Can we do that now? The concentration of the establishment press during the 1960s and 1970s was bad in a lot of ways, but it also provided this kind of Archimedean point of leverage. And it’s just unclear to me we have that now.

Although I had Bill McKibben on the show this weekend, and he seemed totally past persuasion. He was just like, don’t worry about persuasion. People are going to get persuaded when everything starts to light on fire simultaneously. The problem is the fossil fuel industry. So maybe it’s a quaint concern of mine.

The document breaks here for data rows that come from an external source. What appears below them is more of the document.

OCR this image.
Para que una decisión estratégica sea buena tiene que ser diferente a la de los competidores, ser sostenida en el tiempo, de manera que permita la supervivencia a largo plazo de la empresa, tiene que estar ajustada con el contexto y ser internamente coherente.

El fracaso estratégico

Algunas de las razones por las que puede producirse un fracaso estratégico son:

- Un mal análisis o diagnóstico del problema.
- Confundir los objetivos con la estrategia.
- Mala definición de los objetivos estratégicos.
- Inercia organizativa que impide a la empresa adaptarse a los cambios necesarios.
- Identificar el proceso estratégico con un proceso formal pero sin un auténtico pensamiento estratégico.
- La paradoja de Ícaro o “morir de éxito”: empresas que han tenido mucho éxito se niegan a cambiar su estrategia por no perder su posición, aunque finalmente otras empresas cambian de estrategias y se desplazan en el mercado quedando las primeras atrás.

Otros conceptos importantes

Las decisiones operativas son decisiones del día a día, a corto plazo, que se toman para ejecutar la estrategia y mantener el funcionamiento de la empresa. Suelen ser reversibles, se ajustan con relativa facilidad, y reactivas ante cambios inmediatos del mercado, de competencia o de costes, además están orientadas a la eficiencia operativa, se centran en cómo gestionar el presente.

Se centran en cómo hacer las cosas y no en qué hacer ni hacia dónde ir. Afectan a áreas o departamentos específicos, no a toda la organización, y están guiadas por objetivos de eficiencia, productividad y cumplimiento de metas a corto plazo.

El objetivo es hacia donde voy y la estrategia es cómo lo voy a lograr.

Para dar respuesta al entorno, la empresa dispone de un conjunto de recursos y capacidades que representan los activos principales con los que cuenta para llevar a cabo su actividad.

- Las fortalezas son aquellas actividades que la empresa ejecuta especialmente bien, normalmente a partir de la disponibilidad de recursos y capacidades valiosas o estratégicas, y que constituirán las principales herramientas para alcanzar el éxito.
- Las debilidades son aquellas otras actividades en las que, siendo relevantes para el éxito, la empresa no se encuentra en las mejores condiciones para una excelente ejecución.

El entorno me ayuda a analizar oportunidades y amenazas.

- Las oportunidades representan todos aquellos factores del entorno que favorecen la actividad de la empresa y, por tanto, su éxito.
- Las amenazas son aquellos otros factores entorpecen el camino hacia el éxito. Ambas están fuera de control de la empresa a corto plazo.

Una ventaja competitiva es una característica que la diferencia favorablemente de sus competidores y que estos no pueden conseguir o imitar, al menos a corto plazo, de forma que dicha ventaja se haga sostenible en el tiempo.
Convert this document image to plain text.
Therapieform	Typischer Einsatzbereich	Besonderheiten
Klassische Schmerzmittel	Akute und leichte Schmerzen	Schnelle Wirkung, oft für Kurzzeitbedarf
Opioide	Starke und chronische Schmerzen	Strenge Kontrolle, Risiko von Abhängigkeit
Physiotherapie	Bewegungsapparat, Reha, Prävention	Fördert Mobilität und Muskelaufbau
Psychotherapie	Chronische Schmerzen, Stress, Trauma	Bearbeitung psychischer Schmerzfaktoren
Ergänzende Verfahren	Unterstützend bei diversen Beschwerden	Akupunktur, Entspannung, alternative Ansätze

I’m becoming a fuddy duddy now that I’m a father, and I used to hate all this complaining about partisanship and polarization, which I thought was the most self-congratulatory preposterous nostalgic self-back-slapping bougie concern. But I now really do wonder how much progress can we make in this kind of Hobbesian jungle of ceaseless will-to-power fights, just constant unmediated raw maximalist any-means-necessary battle over everything? Even if the left adopted it as powerfully as the right has. Which I think is one model of going. But then let’s say we do that — we wield the filibuster in the same way, we find our own norms to novelly violate, whatever our version of the debt ceiling is. I just don’t know what amount of progress we can achieve under those conditions.

On covering climate on TV

[On my show] we’re really struggling right now. We have this mismatch between my own desire to cover climate relentlessly and our ability to do it in a way that makes for good television.

We’re not gonna have someone come in from Competitive Enterprise Institute to say some preposterous silliness. But then, what are we discussing? We end up having these meta-debates of like, what can we do to get people to care about this? Which is weird television, frankly. I mean, well, we have a TV show — what are you doing? Presumably all of you watching are already convinced.

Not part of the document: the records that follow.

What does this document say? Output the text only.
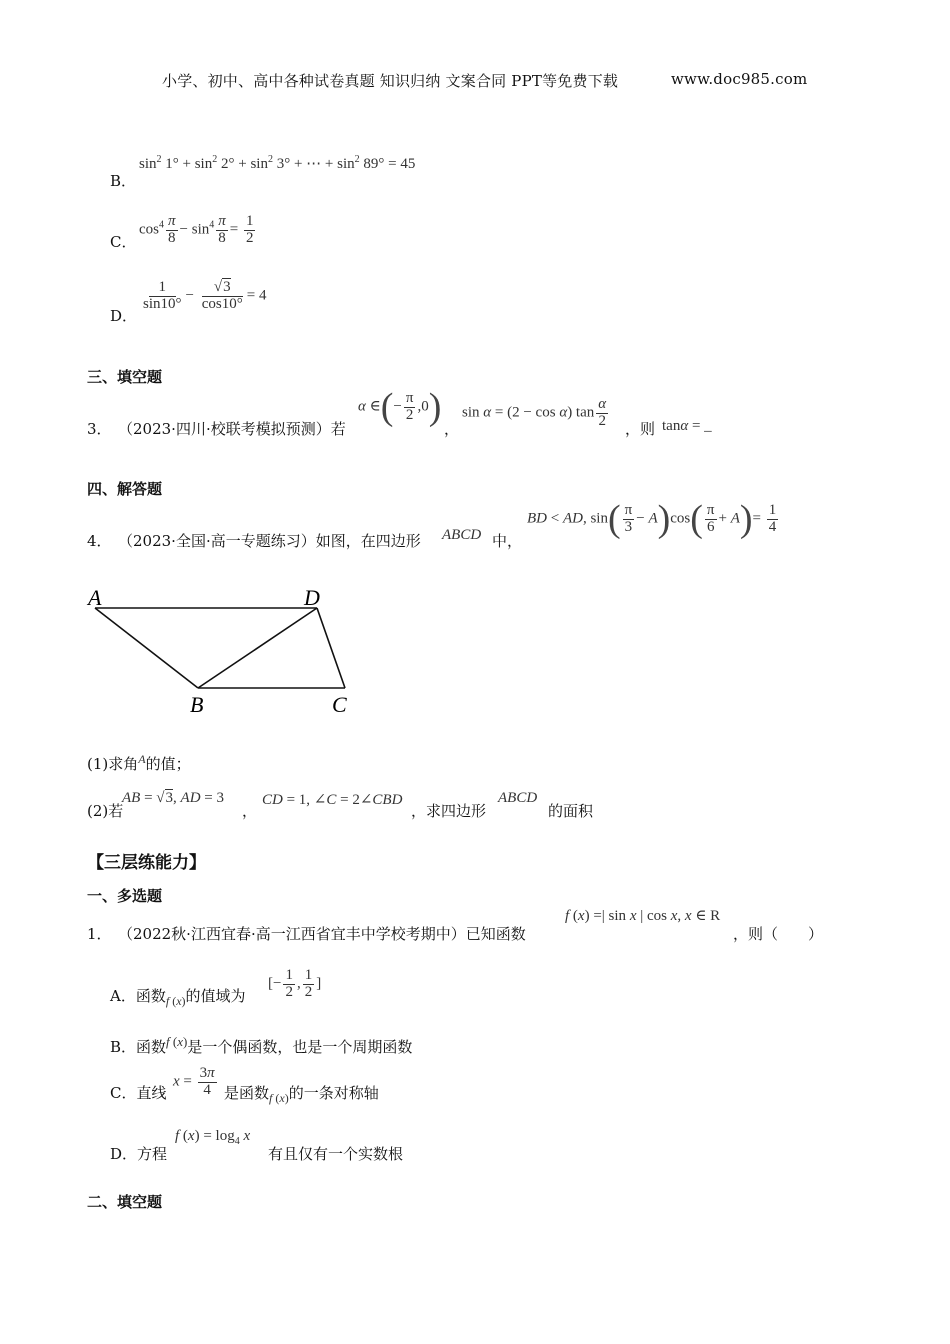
小学、初中、高中各种试卷真题 知识归纳 文案合同 PPT等免费下载	www.doc985.com
B．
$\sin^2 1^\circ + \sin^2 2^\circ + \sin^2 3^\circ$ + ⋯ + $\sin^2 89^\circ = 45$
C．
$\cos^4 \frac{\pi}{8} - \sin^4 \frac{\pi}{8} = \frac{1}{2}$
D．
$\frac{1}{\sin 10^\circ} - \frac{√3}{\cos 10^\circ} = 4$
三、填空题
3． （2023·四川·校联考模拟预测）若
α ∈(− $\frac{\pi}{2} ,0$)
，
sin α = (2 − cos α) $\tan \frac{\alpha}{2}$ ，则 tanα = _
四、解答题
4． （2023·全国·高一专题练习）如图，在四边形 ABCD 中，
BD < AD, $\sin( \frac{\pi}{3} - A)\cos( \frac{\pi}{6} + A)= \frac{1}{4}$
A	D
B	C
(1)求角$^A$的值；
(2)若
AB = √3, AD = 3
，
CD = 1, ∠C = 2∠CBD
，求四边形
ABCD
的面积
【三层练能力】
一、多选题
1． （2022秋·江西宜春·高一江西省宜丰中学校考期中）已知函数
f (x) =| sin x | cos x, x ∈ R
，则（　　）
A．函数$_{f (x)}$的值域为
[− $\frac{1}{2}$ , $\frac{1}{2}$ ]
B．函数f (x)是一个偶函数，也是一个周期函数
C．直线
$x = \frac{3\pi}{4}$ 是函数$_{f (x)}$的一条对称轴
D．方程
f $(x) = \log_4 x$
有且仅有一个实数根
二、填空题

I do think that solutions are important. A guy you should know who does empirical work on storytelling and climate, his name is Mike Jones. Not the rapper. He said, his big thing is that protagonists are really important. More than villains. He went in thinking that villains are the most important parts of stories, and it turns out protagonists are. Particularly stories around climate stuff.

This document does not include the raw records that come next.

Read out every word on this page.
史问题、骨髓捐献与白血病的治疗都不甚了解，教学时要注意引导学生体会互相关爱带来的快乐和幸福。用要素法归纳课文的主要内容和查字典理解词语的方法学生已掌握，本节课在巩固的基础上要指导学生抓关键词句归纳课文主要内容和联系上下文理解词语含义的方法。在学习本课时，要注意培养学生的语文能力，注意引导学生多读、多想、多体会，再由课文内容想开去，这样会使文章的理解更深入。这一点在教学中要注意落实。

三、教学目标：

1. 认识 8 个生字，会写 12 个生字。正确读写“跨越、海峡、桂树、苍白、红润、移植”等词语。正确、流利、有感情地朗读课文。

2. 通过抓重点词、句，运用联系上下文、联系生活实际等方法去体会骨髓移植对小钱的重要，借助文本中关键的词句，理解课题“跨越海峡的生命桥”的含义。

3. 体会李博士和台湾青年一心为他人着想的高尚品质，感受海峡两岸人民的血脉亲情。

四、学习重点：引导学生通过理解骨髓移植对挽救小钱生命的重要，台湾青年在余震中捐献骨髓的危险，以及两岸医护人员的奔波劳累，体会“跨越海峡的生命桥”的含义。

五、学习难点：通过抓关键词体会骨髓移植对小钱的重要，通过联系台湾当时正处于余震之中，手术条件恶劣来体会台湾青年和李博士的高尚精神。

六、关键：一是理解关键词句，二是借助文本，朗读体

But part of me just also wonders, maybe it’s just about, like, coal is the new tobacco. Just go after coal: coal, coal, coal, coal, coal.

On energy and electricity

Energy for upper middle class and wealthy folks is just way too cheap. That’s a big problem, obviously, from the perspective of the planet. It’s also a problem in terms of people thinking about it. It just doesn’t register. What I would give to swap my cable bill for my electricity bill! And to swap everybody’s. I think that’s a huge part of the complacency over this. Although for poor folks it’s a massively huge part of what their struggles are. I would like to see a world where we just said, there’s a certain endowment of power that you can live on comfortably, and you get that for free, and then everything over that is incredibly expensive. Just massively expensive. Why are you looking at me like I’m crazy?

I also just think we just lose sight of what an amazing thing electricity is. That’s really what this is about: how we do the things that make modern life modern life. Which is pretty profound. And how we’re going to create the next version of that. Just speaking for myself as a focus group of one, that idea that there’s going to be this revolution that happens that’s as big as the industrial revolution, as big as the computer revolution, is an exciting notion. It’s a jetpack notion. Because that is what it’s gonna be like, if we pull it off — or it’s gonna be like that in a dystopic version of it, with self-contained climate pods and whatever. But that part of it gets me much more than other parts of that story. That’s just because I like technology.